Department of Biomedicine, University Hospital Basel and University of Basel, 4031 Basel, Switzerland; Gastrointestinal Unit and Center for the Study of Inflammatory Bowel Disease, Massachusetts General Hospital, Harvard Medical School, Boston, MA 02114, USA.
Department of Biomedicine, University Hospital Basel and University of Basel, 4031 Basel, Switzerland.
Cell Rep. 2019 Sep 24;28(13):3367-3380.e8. doi: 10.1016/j.celrep.2019.08.057.
Dendritic cell (DC) activation is a critical step for anti-tumor T cell responses. Certain chemotherapeutics can influence DC function. Here we demonstrate that chemotherapy capable of microtubule destabilization has direct effects on DC function; namely, it induces potent DC maturation and elicits anti-tumor immunity. Guanine nucleotide exchange factor-H1 (GEF-H1) is specifically released upon microtubule destabilization and is required for DC activation. In response to chemotherapy, GEF-H1 drives a distinct cell signaling program in DCs dominated by the c-Jun N-terminal kinase (JNK) pathway and AP-1/ATF transcriptional response for control of innate and adaptive immune responses. Microtubule destabilization, and subsequent GEF-H1 signaling, enhances cross-presentation of tumor antigens to CD8 T cells. In absence of GEF-H1, anti-tumor immunity is hampered. In cancer patients, high expression of the GEF-H1 immune gene signature is associated with prolonged survival. Our study identifies an alternate intracellular axis in DCs induced upon microtubule destabilization in which GEF-H1 promotes protective anti-tumor immunity.

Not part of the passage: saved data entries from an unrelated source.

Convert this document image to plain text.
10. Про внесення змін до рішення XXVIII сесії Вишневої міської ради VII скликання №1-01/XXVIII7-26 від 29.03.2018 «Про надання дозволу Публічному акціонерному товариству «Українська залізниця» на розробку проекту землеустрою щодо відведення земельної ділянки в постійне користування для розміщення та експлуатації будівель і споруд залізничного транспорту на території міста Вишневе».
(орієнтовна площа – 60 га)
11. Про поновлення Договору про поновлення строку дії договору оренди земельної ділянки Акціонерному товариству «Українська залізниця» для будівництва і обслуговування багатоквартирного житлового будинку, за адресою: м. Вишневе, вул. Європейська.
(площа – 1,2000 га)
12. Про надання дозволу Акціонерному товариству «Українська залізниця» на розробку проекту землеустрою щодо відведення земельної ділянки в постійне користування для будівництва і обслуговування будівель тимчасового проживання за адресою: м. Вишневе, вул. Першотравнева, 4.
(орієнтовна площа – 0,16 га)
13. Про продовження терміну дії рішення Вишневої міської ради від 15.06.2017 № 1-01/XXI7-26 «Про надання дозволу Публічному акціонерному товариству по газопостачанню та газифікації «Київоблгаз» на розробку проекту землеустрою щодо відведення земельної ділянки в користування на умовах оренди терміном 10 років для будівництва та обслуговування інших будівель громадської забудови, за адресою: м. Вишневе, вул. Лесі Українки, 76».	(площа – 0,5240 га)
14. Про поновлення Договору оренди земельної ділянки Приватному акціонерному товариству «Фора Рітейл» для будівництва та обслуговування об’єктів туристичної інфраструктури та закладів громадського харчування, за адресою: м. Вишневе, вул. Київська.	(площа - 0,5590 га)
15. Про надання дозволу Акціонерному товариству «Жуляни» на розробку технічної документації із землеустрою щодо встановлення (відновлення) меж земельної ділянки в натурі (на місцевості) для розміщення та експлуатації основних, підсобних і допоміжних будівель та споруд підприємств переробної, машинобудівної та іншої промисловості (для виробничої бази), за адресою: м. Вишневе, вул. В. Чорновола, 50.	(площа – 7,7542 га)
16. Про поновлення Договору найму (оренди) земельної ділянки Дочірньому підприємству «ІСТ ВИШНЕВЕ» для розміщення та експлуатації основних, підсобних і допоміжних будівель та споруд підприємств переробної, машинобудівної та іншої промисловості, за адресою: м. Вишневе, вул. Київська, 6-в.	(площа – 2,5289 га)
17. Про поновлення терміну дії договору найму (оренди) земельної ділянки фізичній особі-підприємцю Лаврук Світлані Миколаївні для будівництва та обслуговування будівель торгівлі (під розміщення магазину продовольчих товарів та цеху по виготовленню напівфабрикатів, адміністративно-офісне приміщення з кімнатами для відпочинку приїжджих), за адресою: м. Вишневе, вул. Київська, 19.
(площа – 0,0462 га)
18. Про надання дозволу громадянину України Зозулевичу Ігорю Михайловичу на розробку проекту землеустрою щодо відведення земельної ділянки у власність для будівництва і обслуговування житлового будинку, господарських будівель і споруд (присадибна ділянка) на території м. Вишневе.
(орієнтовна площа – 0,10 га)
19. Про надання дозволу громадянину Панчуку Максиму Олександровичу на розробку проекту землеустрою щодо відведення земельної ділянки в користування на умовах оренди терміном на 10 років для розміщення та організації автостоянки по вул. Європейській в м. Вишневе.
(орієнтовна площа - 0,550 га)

树突状细胞 (DC) 的激活是抗肿瘤 T 细胞反应的关键步骤。某些化疗药物会影响 DC 的功能。在这里,我们证明了能够破坏微管的化疗药物对 DC 功能有直接影响;即,它诱导强烈的 DC 成熟并引发抗肿瘤免疫。鸟嘌呤核苷酸交换因子-H1(GEF-H1)在微管不稳定时特异性释放,是 DC 激活所必需的。对化疗的反应中,GEF-H1 在 DC 中驱动独特的细胞信号转导程序,该程序主要由 c-Jun N 端激酶 (JNK) 途径和 AP-1/ATF 转录反应主导,用于控制先天和适应性免疫反应。微管的不稳定,以及随后的 GEF-H1 信号,增强了肿瘤抗原对 CD8 T 细胞的交叉呈递。在没有 GEF-H1 的情况下,抗肿瘤免疫受到阻碍。在癌症患者中,GEF-H1 免疫基因特征的高表达与延长的生存时间相关。我们的研究确定了微管不稳定诱导的 DC 中的另一个细胞内轴,其中 GEF-H1 促进了保护性的抗肿瘤免疫。